For Professor Daouda Ndiaye, chief of the laboratory of parasitology and mycology at Cheikh Anta Diop University at UCAD CHU Le Dantec, who run the clinical studies on this new technology, this is not merely a scientific breakthrough, it’s a personal one. “My own commitment to the fight against malaria began as a child growing up in Senegal,” he recalls. “I survived severe malaria. My brother also contracted the disease. I was still at an early stage of my medical studies but, thankfully, I was able to recognise the symptoms and identify it so he could be treated.”

 

Advancements in research

 

Ndiaye has devoted his life to studying the disease and achieved his PhD at the Department of Immunology of Infectious Diseases at Harvard University, before returning to Senegal where he now leads the team working to control malaria and eliminate the disease. One of the problems Ndiaye noted was that benchmarks of success rely on malaria indicators like parasite prevalence. However, the traditional methods of diagnosis, such as microscopy and rapid diagnostic testing, lack the sensitivity to identify submicroscopic parasitemia.

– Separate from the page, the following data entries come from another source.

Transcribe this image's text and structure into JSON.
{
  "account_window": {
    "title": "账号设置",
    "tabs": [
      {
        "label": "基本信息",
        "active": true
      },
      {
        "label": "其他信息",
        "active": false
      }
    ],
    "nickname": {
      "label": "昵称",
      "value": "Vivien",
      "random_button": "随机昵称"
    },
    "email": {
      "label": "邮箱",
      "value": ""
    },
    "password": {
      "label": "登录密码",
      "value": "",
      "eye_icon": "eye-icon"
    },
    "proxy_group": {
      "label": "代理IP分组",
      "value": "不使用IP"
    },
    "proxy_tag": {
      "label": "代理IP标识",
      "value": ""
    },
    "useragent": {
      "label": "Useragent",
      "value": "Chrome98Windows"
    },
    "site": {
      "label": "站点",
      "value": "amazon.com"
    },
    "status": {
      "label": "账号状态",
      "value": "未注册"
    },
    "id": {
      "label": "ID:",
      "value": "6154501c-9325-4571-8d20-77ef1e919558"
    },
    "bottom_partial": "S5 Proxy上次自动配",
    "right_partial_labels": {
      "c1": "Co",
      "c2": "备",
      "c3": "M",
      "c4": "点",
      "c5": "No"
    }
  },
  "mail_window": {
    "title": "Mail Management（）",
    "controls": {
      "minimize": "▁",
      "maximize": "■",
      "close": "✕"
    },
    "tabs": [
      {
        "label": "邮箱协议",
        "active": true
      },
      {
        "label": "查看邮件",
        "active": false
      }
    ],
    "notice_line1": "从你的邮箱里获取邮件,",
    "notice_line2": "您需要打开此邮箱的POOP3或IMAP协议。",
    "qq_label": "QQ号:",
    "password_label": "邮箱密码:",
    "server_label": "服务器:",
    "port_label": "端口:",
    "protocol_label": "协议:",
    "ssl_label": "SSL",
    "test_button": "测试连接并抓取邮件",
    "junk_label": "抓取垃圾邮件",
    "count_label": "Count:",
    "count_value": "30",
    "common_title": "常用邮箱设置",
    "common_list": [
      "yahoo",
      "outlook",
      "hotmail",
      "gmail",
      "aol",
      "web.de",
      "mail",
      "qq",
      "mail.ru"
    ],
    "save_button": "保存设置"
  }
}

As malaria can be transmitted from human to vector in pre-elimination settings, the sub-microscopic malaria is not just for the carrier but also for the community they live in. Adults with malaria may express low or delayed symptoms which might be transmitted to the youngest in the community. This ongoing threat of submicroscopic infection has justified the development of the newly launched LAMP molecular test.

“Faster and more accurate diagnosis is vital in the fight against malaria,” says Ndiaye. “Because of submicroscopic parasitemia carriage among the populations, a robust, sensitive and field community-deployable screening tool is needed to track the malaria reservoir in pre-elimination regions. The study we run in Senegal shows that tests such as Illumigene malaria have this capacity.”

Whilst sub-Saharan Africa continues to bear the greatest burden of malaria, as populations travel more, so malaria cases in Europe and the Middle East are also increasing. As a result, the new LAMP molecular test is good news for us all.